In the application of alpha-beta pruning to standard negamax, as discussed earlier, the parameters ${\alpha }_x$ and ${\beta }_x$ that are passed to a node x are equal to

$${\alpha }_x=max\{V_u\mid u\mathrm{is}\mathrm{an}\mathrm{ancestor}\mathrm{of}x\mathrm{and}p\left(u\right)=p\left(x\right)\}$$

(6)

$$-{\beta }_x=max\{V_v\mid v\mathrm{is}\mathrm{an}\mathrm{ancestor}\mathrm{of}x\mathrm{and}p\left(v\right)\ne p\left(x\right)\}$$

(7)

where $V_u$ refers to the current valuation of a node u according to Equation (1). In our algorithm, the meanings are

$${\alpha }_x=max\{W_u-Q_{\pi \left(x\right),u}\mid u\mathrm{is}\mathrm{an}\mathrm{ancestor}\mathrm{of}x\mathrm{and}p\left(u\right)=p\left(x\right)\}$$

(8)

$$-{\beta }_x=max\{W_v-Q_{\pi \left(x\right),v}\mid v\mathrm{is}\mathrm{an}\mathrm{ancestor}\mathrm{of}x\mathrm{and}p\left(v\right)\ne p\left(x\right)\}$$

(9)

where $\pi \left(x\right)$ denotes the parent of x. In 18,

$$\begin{array}{ccc}\hfill -{\beta }_x=2& =& W_y-[f\left(y\right)-f\left(u\right)+f\left(v\right)]\hfill \\ & =& -3-\left[\right(-1)-(1)+(-3\left)\right]\hfill \\ & =& -3-[-5]=2\hfill \end{array}$$

(10)

because y is the node that maximizes Equation (9) for x. Similarly,

$$\begin{array}{ccc}\hfill {\alpha }_x=-7& =& W_u-[f\left(u\right)-f\left(v\right)]\hfill \\ & =& -3-[1-(-3\left)\right]\hfill \\ & =& -3-\left[4\right]=-7\hfill \end{array}$$

(11)

because u is the node that maximizes Equation (8) for x.

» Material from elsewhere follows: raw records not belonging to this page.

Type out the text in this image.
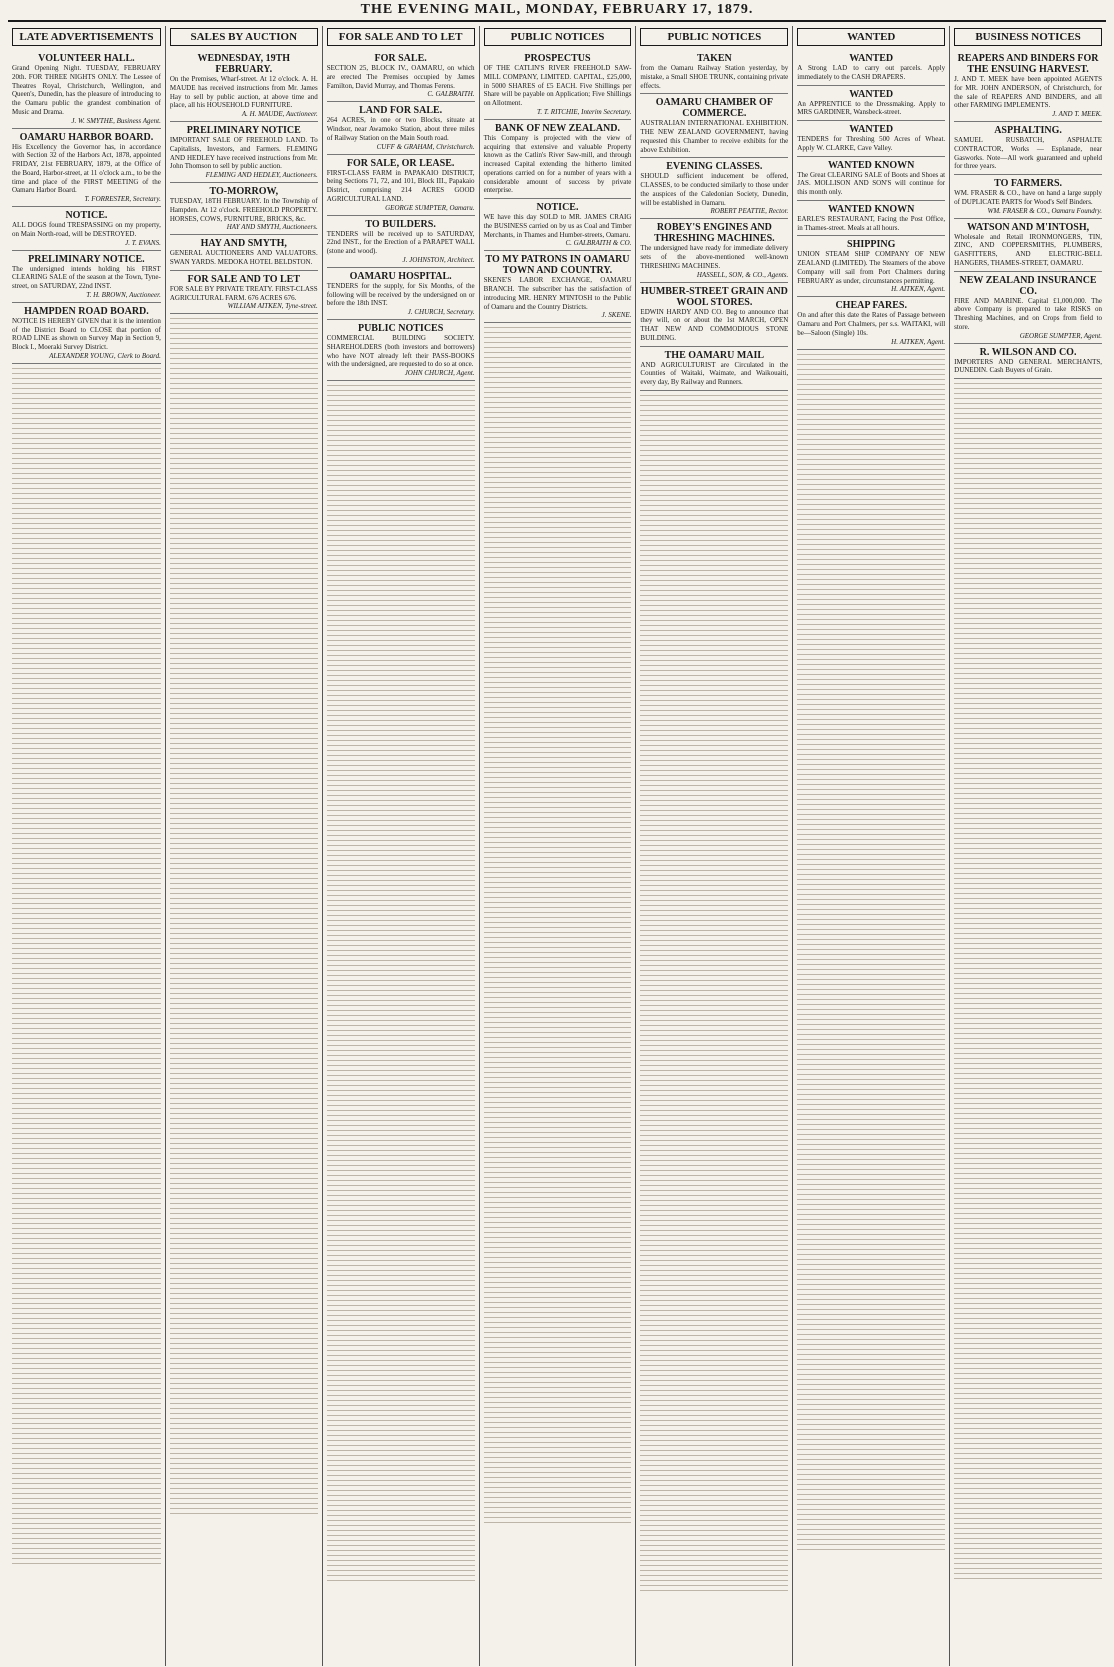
THE EVENING MAIL, MONDAY, FEBRUARY 17, 1879.
LATE ADVERTISEMENTS
VOLUNTEER HALL.
Grand Opening Night. TUESDAY, FEBRUARY 20th. FOR THREE NIGHTS ONLY. The Lessee of Theatres Royal, Christchurch, Wellington, and Queen's, Dunedin, has the pleasure of introducing to the Oamaru public the grandest combination of Music and Drama.
J. W. SMYTHE, Business Agent.
OAMARU HARBOR BOARD.
His Excellency the Governor has, in accordance with Section 32 of the Harbors Act, 1878, appointed FRIDAY, 21st FEBRUARY, 1879, at the Office of the Board, Harbor-street, at 11 o'clock a.m., to be the time and place of the FIRST MEETING of the Oamaru Harbor Board.
T. FORRESTER, Secretary.
NOTICE.
ALL DOGS found TRESPASSING on my property, on Main North-road, will be DESTROYED.
J. T. EVANS.
PRELIMINARY NOTICE.
The undersigned intends holding his FIRST CLEARING SALE of the season at the Town, Tyne-street, on SATURDAY, 22nd INST.
T. H. BROWN, Auctioneer.
HAMPDEN ROAD BOARD.
NOTICE IS HEREBY GIVEN that it is the intention of the District Board to CLOSE that portion of ROAD LINE as shown on Survey Map in Section 9, Block I., Moeraki Survey District.
ALEXANDER YOUNG, Clerk to Board.
SALES BY AUCTION
WEDNESDAY, 19TH FEBRUARY.
On the Premises, Wharf-street. At 12 o'clock. A. H. MAUDE has received instructions from Mr. James Hay to sell by public auction, at above time and place, all his HOUSEHOLD FURNITURE.
A. H. MAUDE, Auctioneer.
PRELIMINARY NOTICE
IMPORTANT SALE OF FREEHOLD LAND. To Capitalists, Investors, and Farmers. FLEMING AND HEDLEY have received instructions from Mr. John Thomson to sell by public auction.
FLEMING AND HEDLEY, Auctioneers.
TO-MORROW,
TUESDAY, 18TH FEBRUARY. In the Township of Hampden. At 12 o'clock. FREEHOLD PROPERTY. HORSES, COWS, FURNITURE, BRICKS, &c.
HAY AND SMYTH, Auctioneers.
HAY AND SMYTH,
GENERAL AUCTIONEERS AND VALUATORS. SWAN YARDS. MEDOKA HOTEL BELDSTON.
FOR SALE AND TO LET
FOR SALE BY PRIVATE TREATY. FIRST-CLASS AGRICULTURAL FARM. 676 ACRES 676.
WILLIAM AITKEN, Tyne-street.
FOR SALE AND TO LET
FOR SALE.
SECTION 25, BLOCK IV., OAMARU, on which are erected The Premises occupied by James Familton, David Murray, and Thomas Ferens.
C. GALBRAITH.
LAND FOR SALE.
264 ACRES, in one or two Blocks, situate at Windsor, near Awamoko Station, about three miles of Railway Station on the Main South road.
CUFF & GRAHAM, Christchurch.
FOR SALE, OR LEASE.
FIRST-CLASS FARM in PAPAKAIO DISTRICT, being Sections 71, 72, and 101, Block III., Papakaio District, comprising 214 ACRES GOOD AGRICULTURAL LAND.
GEORGE SUMPTER, Oamaru.
TO BUILDERS.
TENDERS will be received up to SATURDAY, 22nd INST., for the Erection of a PARAPET WALL (stone and wood).
J. JOHNSTON, Architect.
OAMARU HOSPITAL.
TENDERS for the supply, for Six Months, of the following will be received by the undersigned on or before the 18th INST.
J. CHURCH, Secretary.
PUBLIC NOTICES
COMMERCIAL BUILDING SOCIETY. SHAREHOLDERS (both investors and borrowers) who have NOT already left their PASS-BOOKS with the undersigned, are requested to do so at once.
JOHN CHURCH, Agent.
PUBLIC NOTICES
PROSPECTUS
OF THE CATLIN'S RIVER FREEHOLD SAW-MILL COMPANY, LIMITED. CAPITAL, £25,000, in 5000 SHARES of £5 EACH. Five Shillings per Share will be payable on Application; Five Shillings on Allotment.
T. T. RITCHIE, Interim Secretary.
BANK OF NEW ZEALAND.
This Company is projected with the view of acquiring that extensive and valuable Property known as the Catlin's River Saw-mill, and through increased Capital extending the hitherto limited operations carried on for a number of years with a considerable amount of success by private enterprise.
NOTICE.
WE have this day SOLD to MR. JAMES CRAIG the BUSINESS carried on by us as Coal and Timber Merchants, in Thames and Humber-streets, Oamaru.
C. GALBRAITH & CO.
TO MY PATRONS IN OAMARU TOWN AND COUNTRY.
SKENE'S LABOR EXCHANGE, OAMARU BRANCH. The subscriber has the satisfaction of introducing MR. HENRY M'INTOSH to the Public of Oamaru and the Country Districts.
J. SKENE.
PUBLIC NOTICES
TAKEN
from the Oamaru Railway Station yesterday, by mistake, a Small SHOE TRUNK, containing private effects.
OAMARU CHAMBER OF COMMERCE.
AUSTRALIAN INTERNATIONAL EXHIBITION. THE NEW ZEALAND GOVERNMENT, having requested this Chamber to receive exhibits for the above Exhibition.
EVENING CLASSES.
SHOULD sufficient inducement be offered, CLASSES, to be conducted similarly to those under the auspices of the Caledonian Society, Dunedin, will be established in Oamaru.
ROBERT PEATTIE, Rector.
ROBEY'S ENGINES AND THRESHING MACHINES.
The undersigned have ready for immediate delivery sets of the above-mentioned well-known THRESHING MACHINES.
HASSELL, SON, & CO., Agents.
HUMBER-STREET GRAIN AND WOOL STORES.
EDWIN HARDY AND CO. Beg to announce that they will, on or about the 1st MARCH, OPEN THAT NEW AND COMMODIOUS STONE BUILDING.
THE OAMARU MAIL
AND AGRICULTURIST are Circulated in the Counties of Waitaki, Waimate, and Waikouaiti, every day, By Railway and Runners.
WANTED
WANTED
A Strong LAD to carry out parcels. Apply immediately to the CASH DRAPERS.
WANTED
An APPRENTICE to the Dressmaking. Apply to MRS GARDINER, Wansbeck-street.
WANTED
TENDERS for Threshing 500 Acres of Wheat. Apply W. CLARKE, Cave Valley.
WANTED KNOWN
The Great CLEARING SALE of Boots and Shoes at JAS. MOLLISON AND SON'S will continue for this month only.
WANTED KNOWN
EARLE'S RESTAURANT, Facing the Post Office, in Thames-street. Meals at all hours.
SHIPPING
UNION STEAM SHIP COMPANY OF NEW ZEALAND (LIMITED). The Steamers of the above Company will sail from Port Chalmers during FEBRUARY as under, circumstances permitting.
H. AITKEN, Agent.
CHEAP FARES.
On and after this date the Rates of Passage between Oamaru and Port Chalmers, per s.s. WAITAKI, will be—Saloon (Single) 10s.
H. AITKEN, Agent.
BUSINESS NOTICES
REAPERS AND BINDERS FOR THE ENSUING HARVEST.
J. AND T. MEEK have been appointed AGENTS for MR. JOHN ANDERSON, of Christchurch, for the sale of REAPERS AND BINDERS, and all other FARMING IMPLEMENTS.
J. AND T. MEEK.
ASPHALTING.
SAMUEL RUSBATCH, ASPHALTE CONTRACTOR, Works — Esplanade, near Gasworks. Note—All work guaranteed and upheld for three years.
TO FARMERS.
WM. FRASER & CO., have on hand a large supply of DUPLICATE PARTS for Wood's Self Binders.
WM. FRASER & CO., Oamaru Foundry.
WATSON AND M'INTOSH,
Wholesale and Retail IRONMONGERS, TIN, ZINC, AND COPPERSMITHS, PLUMBERS, GASFITTERS, AND ELECTRIC-BELL HANGERS, THAMES-STREET, OAMARU.
NEW ZEALAND INSURANCE CO.
FIRE AND MARINE. Capital £1,000,000. The above Company is prepared to take RISKS on Threshing Machines, and on Crops from field to store.
GEORGE SUMPTER, Agent.
R. WILSON AND CO.
IMPORTERS AND GENERAL MERCHANTS, DUNEDIN. Cash Buyers of Grain.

Figure 5. Example of pruning with Althöfer’s algorithm.

Figure 5. Example of pruning with Althöfer’s algorithm.

5. Concluding Remarks

The issue of pathology in game trees might be expected to become more problematic as technological advances allow us to search deeper and deeper game trees. With more difficult games, such as Go [18], game tree pathology could come to the fore as a prohibitive factor. With Althöfer’s algorithm, there is a guarantee that evaluation errors will not grow to dominate the search, and, for programs that use iterative deepening, Althöfer’s algorithm will not add much additional computational burden. In this brief paper, we have shown how alpha-beta pruning, an important component of realistic game programs, can be added to the algorithm, making its practical application more feasible.

The author is indebted to the anonymous reviewers for their useful comments, which substantially improved the paper.